Fucking bullshit session timed out, stole my blog entry.
'You cannot post this entry because you're not part of the discussion or POSTDATA or some bullshit.'
Fine.
You want the short can't-let-the-session-time-version? Here it fucking is:
I left the house last night, like an idiot.
I went home regretting leaving the house, because I came back with even more doubt and more self-loathing than I had before I got in the car.
Fuck social interaction.
Fuck having a social life.
Fuck having fair-weather friends too far away to be bothered with me.
My brain is buzzing with too much bullshit to keep track of, and too much time to myself. The insects are crawling out my ears and tearing me apart from the outside in. The ones remaining inside are working their way out through my stomach and eyes and my face make me exhausted, bleary, not-hungry, and aching.
I. am. tired.
No, I don't have another story. No, I'm not going to be fine-just-fine. And no, I don't want to laugh at myself anymore, I've laughed so hard at myself I've caused myself to vomit.
The next time I laugh that hard, I'll hyper-ventilate myself into a state of unconsciousness.
In fact, I might try that now; I desperately need the sleep.
It's rough, we all know. But, here on Whitechapel, whenever any of us has our moments, you've been there to be a genuine human to us. So let me just say that we're out here listening and reading you. We're here.
Go ahead and kick, punch, cry, vomit, whine - whatever you have to do to get it all out or bring it all back in. Put it back together or tear it all apart - anything to come back around to the other side.
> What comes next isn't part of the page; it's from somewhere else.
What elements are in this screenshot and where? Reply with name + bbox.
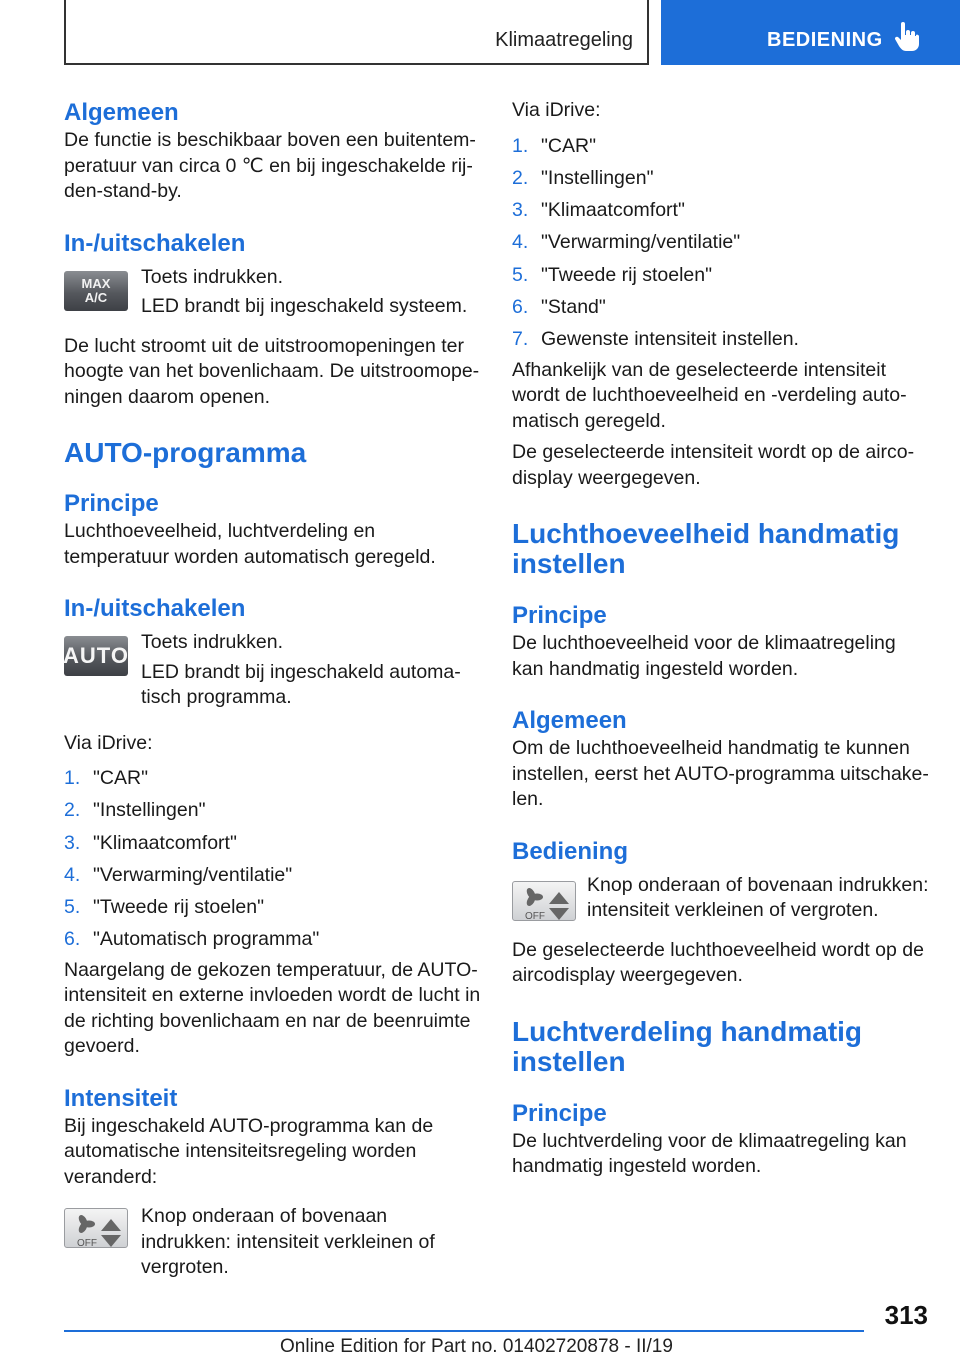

Don't disappear too far down that hole where no one can see you anymore. Like I said, there are people out here listen to and reading what you have to say. We may not know you or ever have net you, but we are people. We're here.
..considering I missed two trains this morning sitting on the platform, not caring, I think I really needed to hear that. Thanks, Shawn.
If this hasn't been the worst week of 2008, it's at least a contender for most soul-draining.
* * *
To anyone who does happen to read this entry, know that I considered editing it or deleting it altogether. But I figured that'd be dishonest, and for those of you who do confide in me- not terribly fair, either.
I'm still here, I'm still listening, just very very tired.